Ainsi, Guibert (Ibid., 52) conserve le terme de « texte » mais elle réserve le terme d’ « écrit » à la « simple trace » et celui de « discours » pour souligner ainsi son « ancrage social ». Nous rappelons ici que notre étude n’a pas porté sur les mémoires rédigés des ingénieurs mais sur leur discours à propos de l’écriture de leur mémoire. Nous avons ainsi inscrit le « discours » des sujets de notre étude dans la tradition de l’analyse de discours, en référence à Mainguenau (2009) qui éclaire les distinctions devant être faites entre « énoncé », « énonciation », « discours », « parole » et « texte ». Nous avons traité de celles-ci dans le chapitre 6 dédié à la méthodologie.

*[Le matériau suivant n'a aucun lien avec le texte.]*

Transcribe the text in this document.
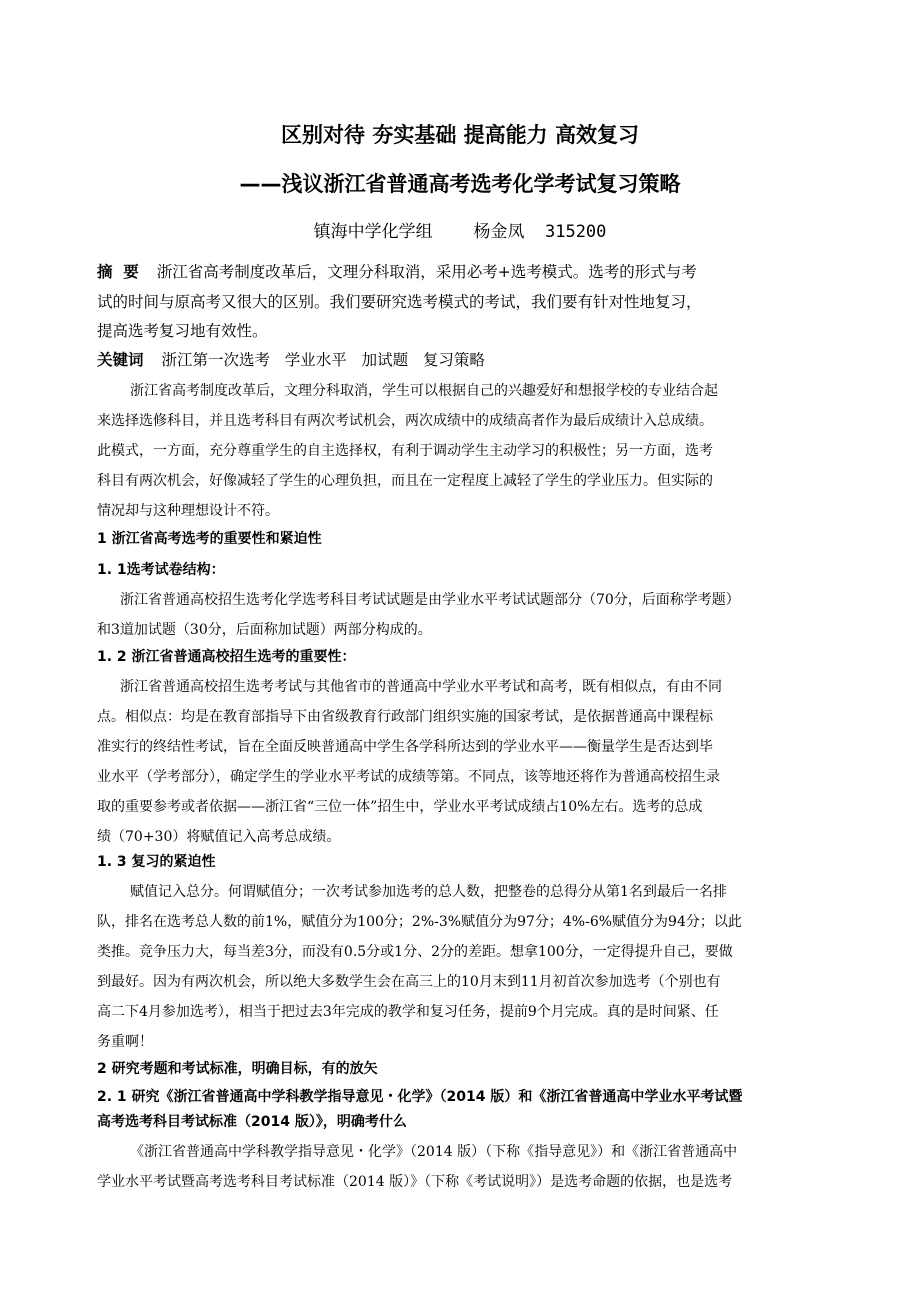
区别对待 夯实基础 提高能力 高效复习
——浅议浙江省普通高考选考化学考试复习策略
镇海中学化学组    杨金凤  315200
摘  要 浙江省高考制度改革后，文理分科取消，采用必考+选考模式。选考的形式与考
试的时间与原高考又很大的区别。我们要研究选考模式的考试，我们要有针对性地复习，
提高选考复习地有效性。
关键词 浙江第一次选考   学业水平   加试题   复习策略
浙江省高考制度改革后，文理分科取消，学生可以根据自己的兴趣爱好和想报学校的专业结合起
来选择选修科目，并且选考科目有两次考试机会，两次成绩中的成绩高者作为最后成绩计入总成绩。
此模式，一方面，充分尊重学生的自主选择权，有利于调动学生主动学习的积极性；另一方面，选考
科目有两次机会，好像减轻了学生的心理负担，而且在一定程度上减轻了学生的学业压力。但实际的
情况却与这种理想设计不符。
1 浙江省高考选考的重要性和紧迫性
1. 1选考试卷结构：
浙江省普通高校招生选考化学选考科目考试试题是由学业水平考试试题部分（70分，后面称学考题）
和3道加试题（30分，后面称加试题）两部分构成的。
1. 2 浙江省普通高校招生选考的重要性：
浙江省普通高校招生选考考试与其他省市的普通高中学业水平考试和高考，既有相似点，有由不同
点。相似点：均是在教育部指导下由省级教育行政部门组织实施的国家考试，是依据普通高中课程标
准实行的终结性考试，旨在全面反映普通高中学生各学科所达到的学业水平——衡量学生是否达到毕
业水平（学考部分），确定学生的学业水平考试的成绩等第。不同点，该等地还将作为普通高校招生录
取的重要参考或者依据——浙江省“三位一体”招生中，学业水平考试成绩占10%左右。选考的总成
绩（70+30）将赋值记入高考总成绩。
1. 3 复习的紧迫性
赋值记入总分。何谓赋值分；一次考试参加选考的总人数，把整卷的总得分从第1名到最后一名排
队，排名在选考总人数的前1%，赋值分为100分；2%-3%赋值分为97分；4%-6%赋值分为94分；以此
类推。竞争压力大，每当差3分，而没有0.5分或1分、2分的差距。想拿100分，一定得提升自己，要做
到最好。因为有两次机会，所以绝大多数学生会在高三上的10月末到11月初首次参加选考（个别也有
高二下4月参加选考），相当于把过去3年完成的教学和复习任务，提前9个月完成。真的是时间紧、任
务重啊！
2 研究考题和考试标准，明确目标，有的放矢
2. 1 研究《浙江省普通高中学科教学指导意见・化学》（2014 版）和《浙江省普通高中学业水平考试暨
高考选考科目考试标准（2014 版）》，明确考什么
《浙江省普通高中学科教学指导意见・化学》（2014 版）（下称《指导意见》）和《浙江省普通高中
学业水平考试暨高考选考科目考试标准（2014 版）》（下称《考试说明》）是选考命题的依据，也是选考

3.3.4 La dimension professionnelle de l’identité énonciative

A travers l’identité énonciative, c’est souvent en effet dans les discours oraux ou écrits que l’identité professionnelle se constitue et s’affirme pour l’auteur et pour le lecteur. L’auteur définit alors l’identité énonciative comme la capacité à se situer et utilise alors le concept de

construction identitaire (Guibert, 1996). L’auteur avec l’exemple des candidats ingénieurs

« cnamiens » affirme que ces derniers arrivent en formation avec des idéologies fortes et qu’à travers des lectures théoriques, ils réexaminent et étayent leurs opinions pour les fonder par des enquêtes et des expérimentations.

Leur mémoire d’ingénieur de fin d’études leur permet ainsi d’acquérir de nouvelles

compétences qu’elle met en lien avec deux fonctions de l’écrit (Ibid.) que sont les fonctions

épistémique – sommet du développement de l’écriture, comme une pensée réfléchie – et communicative – calculée pour avoir un effet désiré sur un autrui. Les candidats ingénieurs « cnamiens » se constituent ainsi une identité professionnelle plus solide.

Nous notons que ce terme de compétences peut renvoyer dans le cadre de notre recherche au concept défini par Barbier (2011, 37) qui lui attribue « la propriété conférée à un sujet individuel (ou collectif) par attribution de caractéristiques construites par inférence à partir de son engagement dans des activités situées, finalisées, donnant lieu à attribution de valeur ». Barbier

(Ibid.) précise que ce concept de compétence, à mettre en lien avec celui évoqué par Wittorski

(2008) se développe dans des contextes sociaux qui associent activités et construction des sujets – ce qui est précisément le cas des sujets de notre étude, et joue un « rôle central dans le réseau sémantique qui caractérise les cultures de la professionnalisation ».